El origen de un clásico. La Joya del Pacifico.

victor_acosta_junto_microfono.jpg Se recuerdan de unos artículos dedicados a Valparaíso en estas mismas páginas ... en ellos mencionamos a Víctor Acosta y su obra "La Joya del Pacifico", donde me recuerdo que Osvaldo "Gitano" Rodriguez decía:

La imaginación de Acosta va más allá de la simple metáfora tradicional. Afirmar que las buenamozas porteñas son flores blancas crecidas en el jardín del mar no es una figura cualquiera. Pienso, además, que Acosta debe ser chileno, de lo contrario no celebraría en ese vals peruano la Plaza de la Victoria, que se llama así precisamente, porque los leones, la fuente y las diversas estatuas que la adornan son parte del botín que se trajeron los soldados chilenos de la Campaña del Pacífico.

Los dejo con este interesante artículo, que encontré (de casualidad) en una web: http://ciudaddevalparaiso.cl/, donde el escrito lo hace un bisnieto de Víctor Acosta, Ariel Vera, con apuntes recopilados por la hija de Víctor, Rosa Acosta.
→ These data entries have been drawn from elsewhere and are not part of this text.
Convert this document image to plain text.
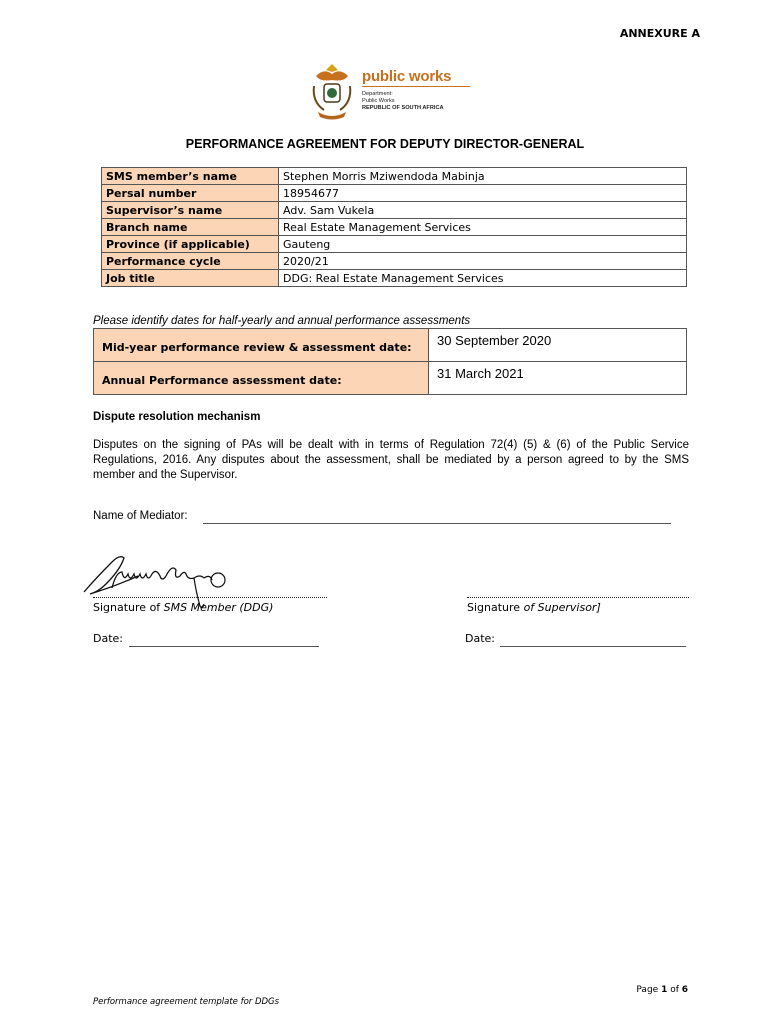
ANNEXURE A
public works
Department:
Public Works
REPUBLIC OF SOUTH AFRICA
PERFORMANCE AGREEMENT FOR DEPUTY DIRECTOR-GENERAL
SMS member’s name	Stephen Morris Mziwendoda Mabinja
Persal number	18954677
Supervisor’s name	Adv. Sam Vukela
Branch name	Real Estate Management Services
Province (if applicable)	Gauteng
Performance cycle	2020/21
Job title	DDG: Real Estate Management Services
Please identify dates for half-yearly and annual performance assessments
Mid-year performance review & assessment date:	30 September 2020
Annual Performance assessment date:	31 March 2021
Dispute resolution mechanism
Disputes on the signing of PAs will be dealt with in terms of Regulation 72(4) (5) & (6) of the Public Service Regulations, 2016. Any disputes about the assessment, shall be mediated by a person agreed to by the SMS member and the Supervisor.
Name of Mediator:
Signature of SMS Member (DDG)	Signature of Supervisor]
Date:	Date:
Page 1 of 6
Performance agreement template for DDGs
Lamentablemente, no pude comunicarme con ellos, al no tener un correo o fono para complementar más este excelente artículo. Además agregué muchas versiones de "La Joya del Pacifico", para que vean su comportamiento en el tiempo y por diferentes intérpretes.

El origen de un clásico, La Joya del Pacífico

Ariel Vera, Rosa Acosta.

Del Cerro los Placeres, yo me pasé al Barón… basta decir estas palabras para que alguien reconozca la canción y empiece a cantarla. La joya del Pacífico está en el repertorio común de los porteños, en el soundtrack de la ciudad. Pero pocos saben quién fue realmente su autor, incluso dicen que es peruano. No así Ariel Vera, quien desde que tiene uso de razón afirma:- Mi bisabuelo la escribió, el chileno Víctor Acosta.

"La Joya del Pacifico", Víctor Acosta y la Orquesta Típica de Ángel Capriolo.


 
Iba en la Escuela Grecia de Valparaíso, en séptimo u octavo, cuando la profesora de música mencionó La joya del Pacífico. -Es de mi bisabuelo- dijo él. Y todos sonrieron incrédulos, incluso la maestra. -¿No me cree?- siguió Ariel Vera   -Le apuesto un siete a que es verdad. Al otro día llegó con un casete de composiciones sobre el Puerto donde decía: La joya del Pacífico. Intérprete Lucho Barrios. Autor Víctor Acosta. Desde ese día en adelante, año a año, Vera pasó el ramo de Música apostando la nota máxima a sus ingenuos superiores.

"La Joya del Pacifico", Victor Acosta y acompañamiento.


 
disco2_267.jpgNo se puede ser muy severo con aquellos profesores por perder. Lo cierto es que fue el peruano Lucho Barrios el que popularizó el vals en la década del setenta - la incluyó en el LP Gracias Chile de 1970 - y compatriotas suyos ya habían hecho sus propias versiones: Carlos Reyes Orué en 1949, quien se jacta de darle la tonalidad de vals peruano, y Eduardo “Zambo” Salas, el que la grabó en 1960 bajo el sello Phillips. Barrios se llevó el crédito porque para cuando decidió cantarla ya era famoso.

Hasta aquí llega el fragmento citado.